Mehmet Ali Birand
 
Kıbrıs, Ecevit'in sağlığı kadar önemli
 
 
Başbakan'ın rahatsızlığı bütün gündemi değiştirdi. Oysa Kıbrıs'ta en kritik haftalara girdik ve kimse gereken ilgiyi göstermiyor. Zaman çok kısıtlı ve tarihi bir fırsat kaçmak üzere. Sonra çok pişman olacağız.

Başbakan Ecevit'in rahatsızlğı ülkenin siyasi gündemini değiştiriverdi. Kimsenin gözü başka birşey görmüyor. Siyaset dedikoduları, erken seçim ve liderlik senaryolarından başka bir şey konuşulmaz oldu. Bundan daha talihsiz bir gelişme düşünülemez. Ülke kaptansız kaldı. Koalisyonun diğer liderleri, hiçbir şeyin değişmeyeceğini söyleye dursunlar, kimseyi inandıramıyorlar.

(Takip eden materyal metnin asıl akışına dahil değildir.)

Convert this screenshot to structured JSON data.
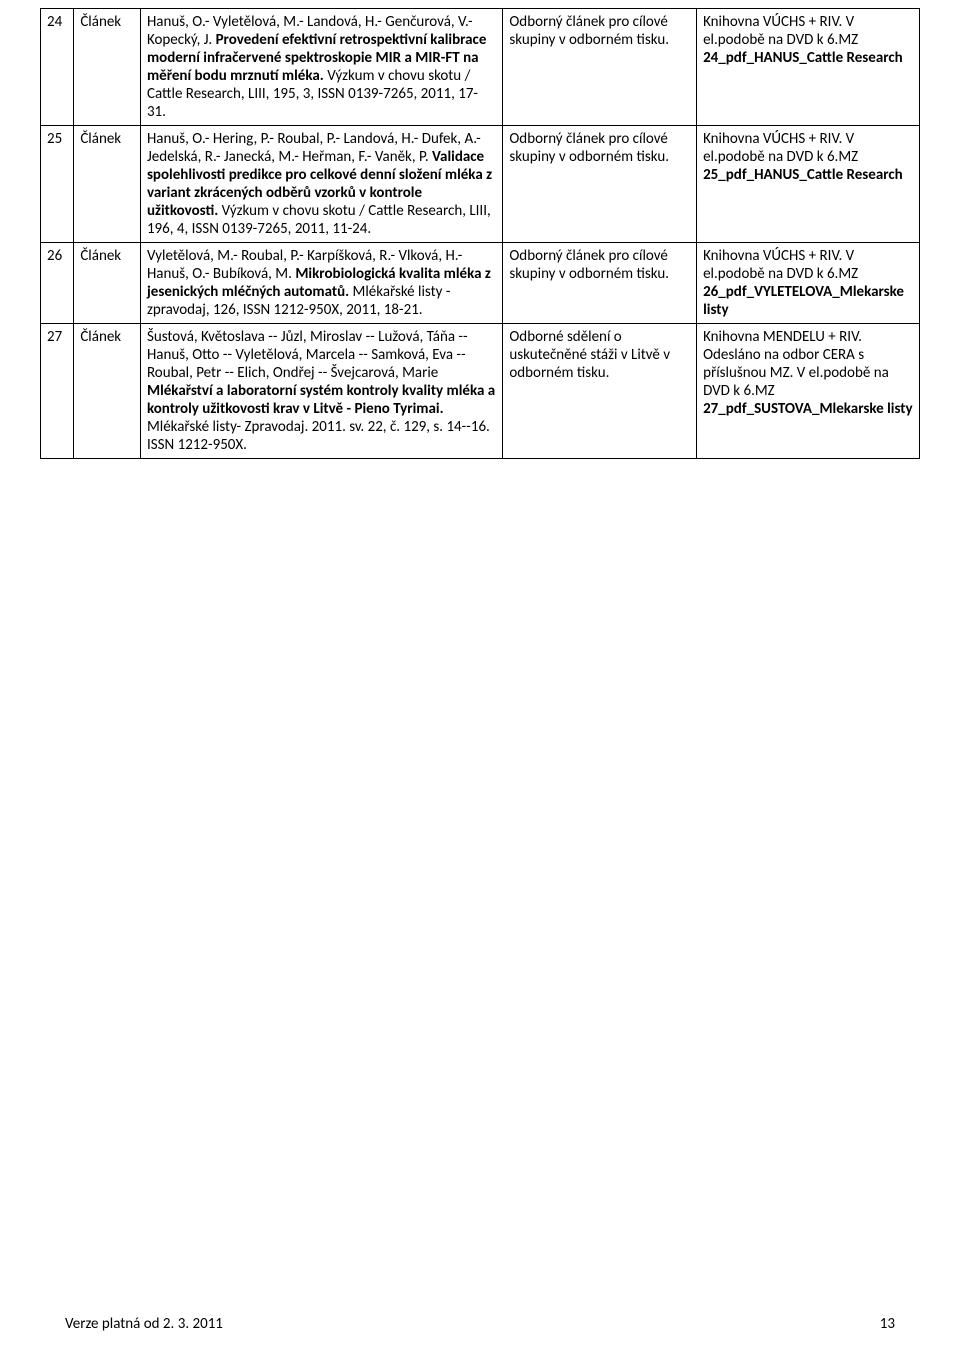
{
  "rows": [
    {
      "num": "24",
      "type": "Článek",
      "cit_pre": "Hanuš, O.- Vyletělová, M.- Landová, H.- Genčurová, V.- Kopecký, J. ",
      "cit_bold": "Provedení efektivní retrospektivní kalibrace moderní infračervené spektroskopie MIR a MIR-FT na měření bodu mrznutí mléka.",
      "cit_post": " Výzkum v chovu skotu / Cattle Research, LIII, 195, 3, ISSN 0139-7265, 2011, 17-31.",
      "anno": "Odborný článek pro cílové skupiny v odborném tisku.",
      "lib_pre": "Knihovna VÚCHS + RIV. V el.podobě na DVD k 6.MZ ",
      "lib_bold": "24_pdf_HANUS_Cattle Research",
      "lib_post": ""
    },
    {
      "num": "25",
      "type": "Článek",
      "cit_pre": "Hanuš, O.- Hering, P.- Roubal, P.- Landová, H.- Dufek, A.- Jedelská, R.- Janecká, M.- Heřman, F.- Vaněk, P. ",
      "cit_bold": "Validace spolehlivosti predikce pro celkové denní složení mléka z variant zkrácených odběrů vzorků v kontrole užitkovosti.",
      "cit_post": " Výzkum v chovu skotu / Cattle Research, LIII, 196, 4, ISSN 0139-7265, 2011, 11-24.",
      "anno": "Odborný článek pro cílové skupiny v odborném tisku.",
      "lib_pre": "Knihovna VÚCHS + RIV. V el.podobě na DVD k 6.MZ ",
      "lib_bold": "25_pdf_HANUS_Cattle Research",
      "lib_post": ""
    },
    {
      "num": "26",
      "type": "Článek",
      "cit_pre": "Vyletělová, M.- Roubal, P.- Karpíšková, R.- Vlková, H.- Hanuš, O.- Bubíková, M. ",
      "cit_bold": "Mikrobiologická kvalita mléka z jesenických mléčných automatů.",
      "cit_post": " Mlékařské listy - zpravodaj, 126, ISSN 1212-950X, 2011, 18-21.",
      "anno": "Odborný článek pro cílové skupiny v odborném tisku.",
      "lib_pre": "Knihovna VÚCHS + RIV. V el.podobě na DVD k 6.MZ ",
      "lib_bold": "26_pdf_VYLETELOVA_Mlekarske listy",
      "lib_post": ""
    },
    {
      "num": "27",
      "type": "Článek",
      "cit_pre": "Šustová, Květoslava -- Jůzl, Miroslav -- Lužová, Táňa -- Hanuš, Otto -- Vyletělová, Marcela -- Samková, Eva -- Roubal, Petr -- Elich, Ondřej -- Švejcarová, Marie ",
      "cit_bold": "Mlékařství a laboratorní systém kontroly kvality mléka a kontroly užitkovosti krav v Litvě - Pieno Tyrimai.",
      "cit_post": " Mlékařské listy- Zpravodaj. 2011. sv. 22, č. 129, s. 14--16. ISSN 1212-950X.",
      "anno": "Odborné sdělení o uskutečněné stáži v Litvě v odborném tisku.",
      "lib_pre": "Knihovna MENDELU + RIV. Odesláno na odbor CERA s příslušnou MZ. V el.podobě na DVD k 6.MZ ",
      "lib_bold": "27_pdf_SUSTOVA_Mlekarske listy",
      "lib_post": ""
    }
  ],
  "footer_left": "Verze platná od 2. 3. 2011",
  "footer_page": "13"
}
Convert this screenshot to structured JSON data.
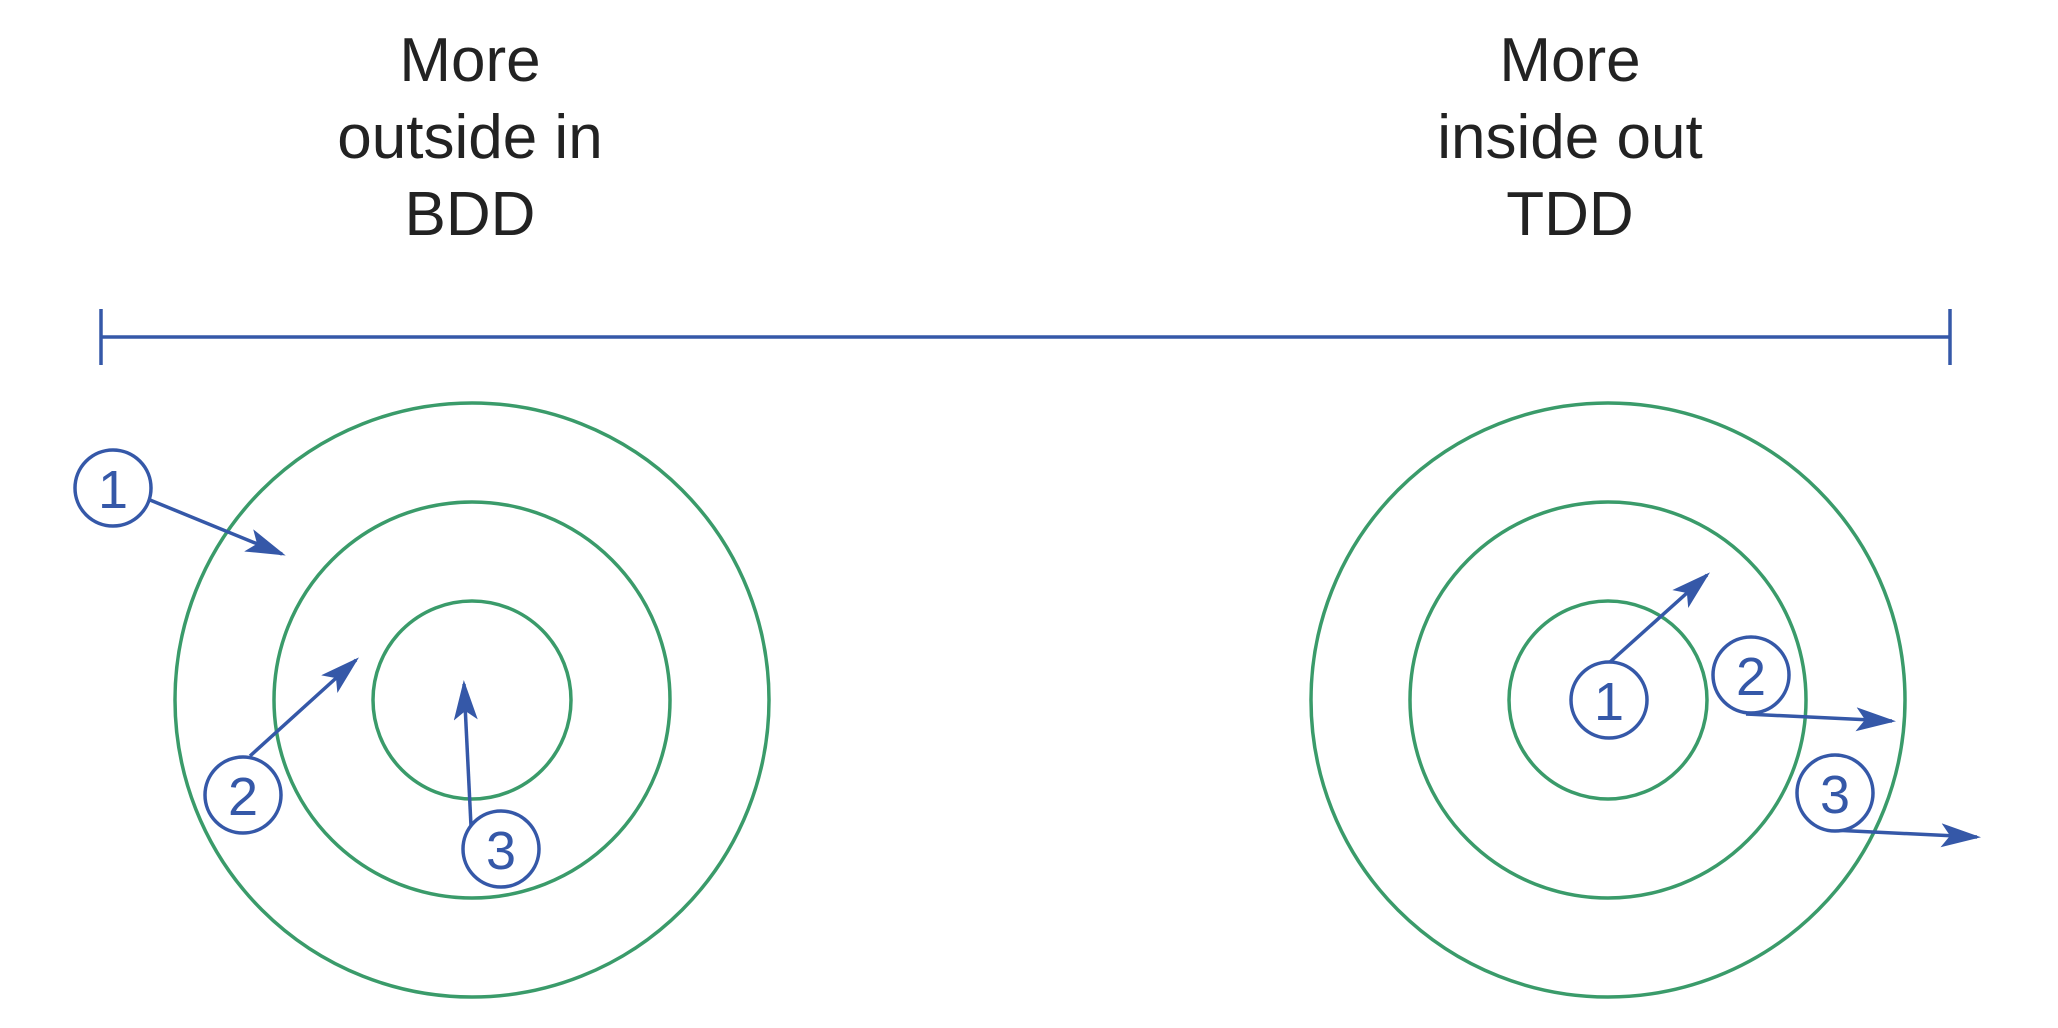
{
  "colors": {
    "ring": "#3a9b6a",
    "accent": "#3558a8",
    "text": "#222222",
    "background": "#ffffff"
  },
  "left": {
    "heading": [
      "More",
      "outside in",
      "BDD"
    ],
    "steps": [
      "1",
      "2",
      "3"
    ]
  },
  "right": {
    "heading": [
      "More",
      "inside out",
      "TDD"
    ],
    "steps": [
      "1",
      "2",
      "3"
    ]
  }
}
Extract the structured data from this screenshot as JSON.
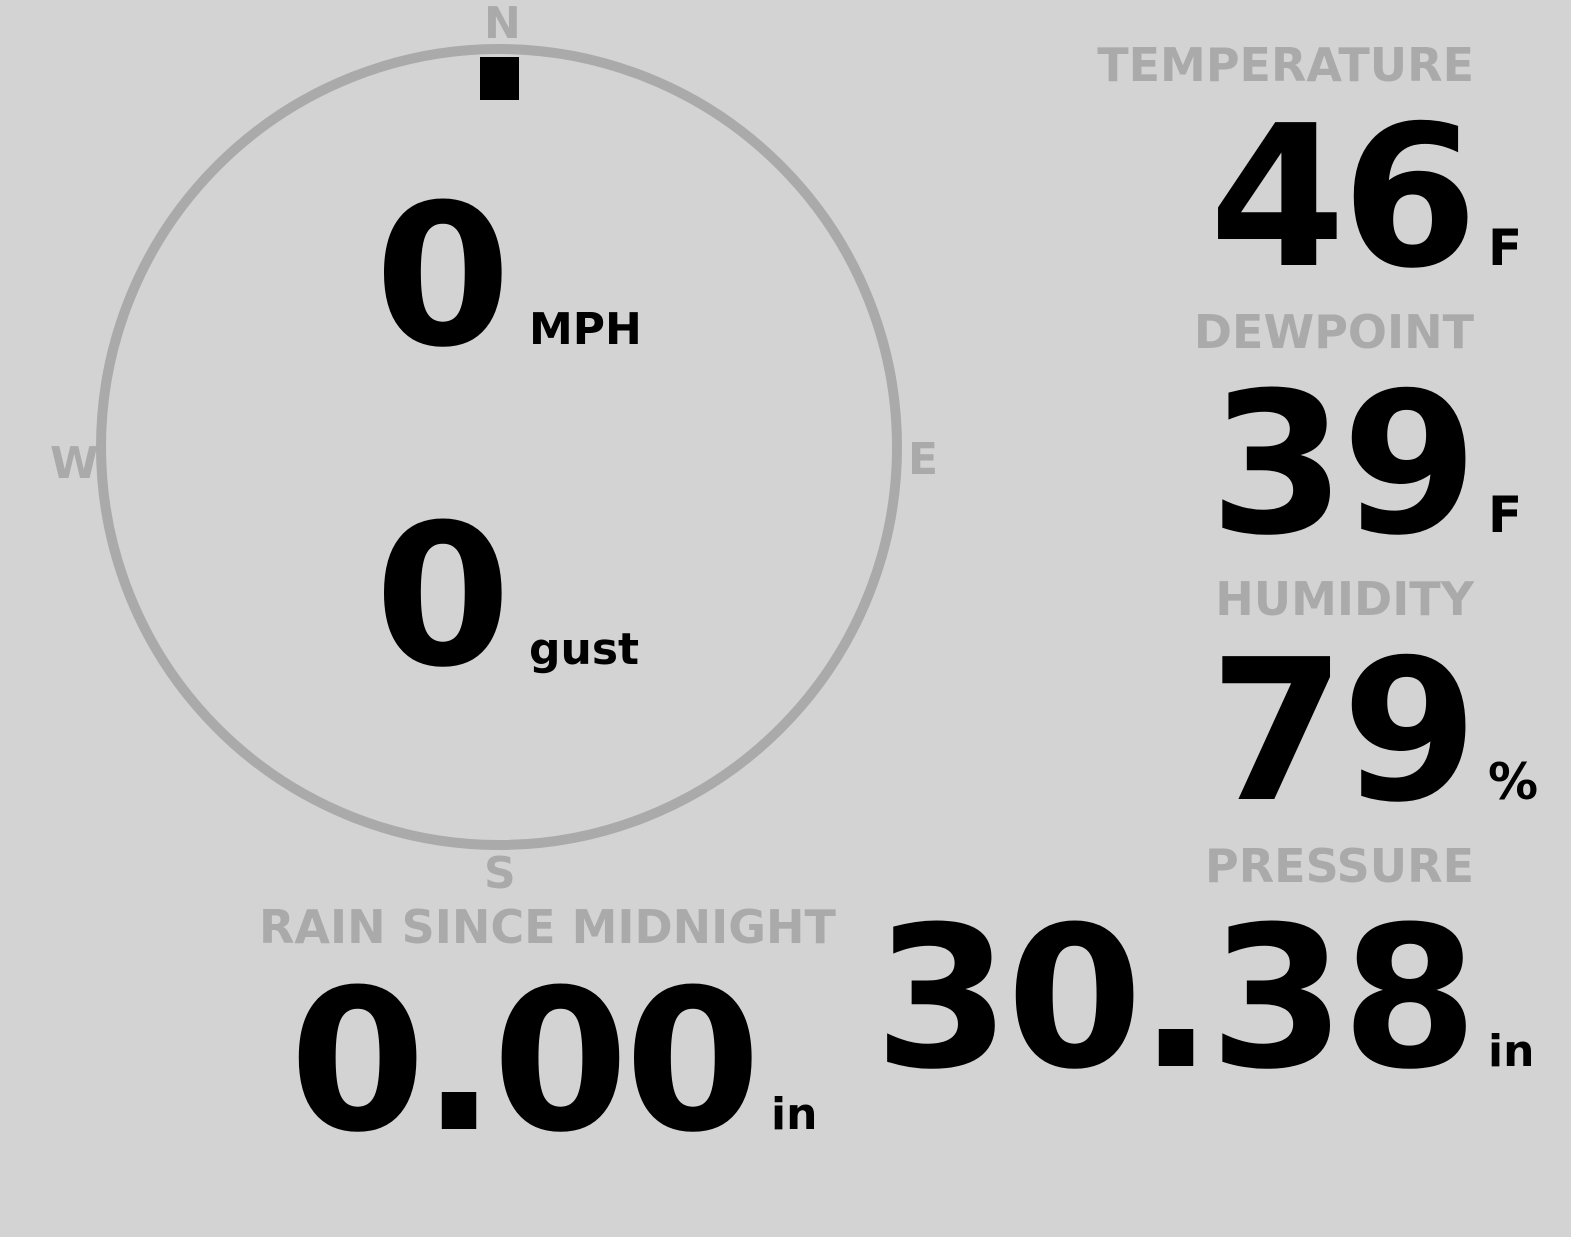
{
  "wind": {
    "speed": "0",
    "speed_unit": "MPH",
    "gust": "0",
    "gust_unit": "gust",
    "direction_degrees": 0,
    "compass": {
      "n": "N",
      "e": "E",
      "s": "S",
      "w": "W"
    }
  },
  "temperature": {
    "label": "TEMPERATURE",
    "value": "46",
    "unit": "F"
  },
  "dewpoint": {
    "label": "DEWPOINT",
    "value": "39",
    "unit": "F"
  },
  "humidity": {
    "label": "HUMIDITY",
    "value": "79",
    "unit": "%"
  },
  "pressure": {
    "label": "PRESSURE",
    "value": "30.38",
    "unit": "in"
  },
  "rain": {
    "label": "RAIN SINCE MIDNIGHT",
    "value": "0.00",
    "unit": "in"
  },
  "colors": {
    "background": "#d3d3d3",
    "muted": "#aaaaaa",
    "text": "#000000"
  }
}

Oysa önümüzdeki hafta ve aylarda Türkiye'nin geleceği ile ilgili son derece önemli kararların alınması gerekiyor. Tarihi bir dönemeç yaşanıyor. Bu dönemeçe girerken, tüm dikkatimizi ve enerjimizi, Kıbrıs konusunda yoğunlaştıramazsak bir daha kolay kolay yakalanamayacak bir fırsatı kaçırmış olacağız.

Ülkemize yazık edeceğiz.

Komplo teorileri, liderlik kavgaları, erken seçim senaryolarıyla zaman harcamak yerine, Kıbrıs'ı tartışmamız şarttır. İçimden Ankara'daki tüm siyasilerin boğazlarına yapışıp “hadi, artık uyanın” demek geliyor. Ardından da medya'daki tüm ağır toplara, Genel Yayın Yönetmenlerinin, Televizyon yöneticilerinin kapılarını çalıp “Allah rızası için hareketlenin, tren kaçıyor. Gelişmelere sahip çıkın” diye sarsmak istiyorum.

Vatan Millet edebiyatı yapanlar, Milliyetçilik nutukları atanlar, belki farkında değiller ancak, bu sessizlikleri ve ilgisizlikleriyle, aslında bu ülkeye en büyük kötülüğü yapıyorlar.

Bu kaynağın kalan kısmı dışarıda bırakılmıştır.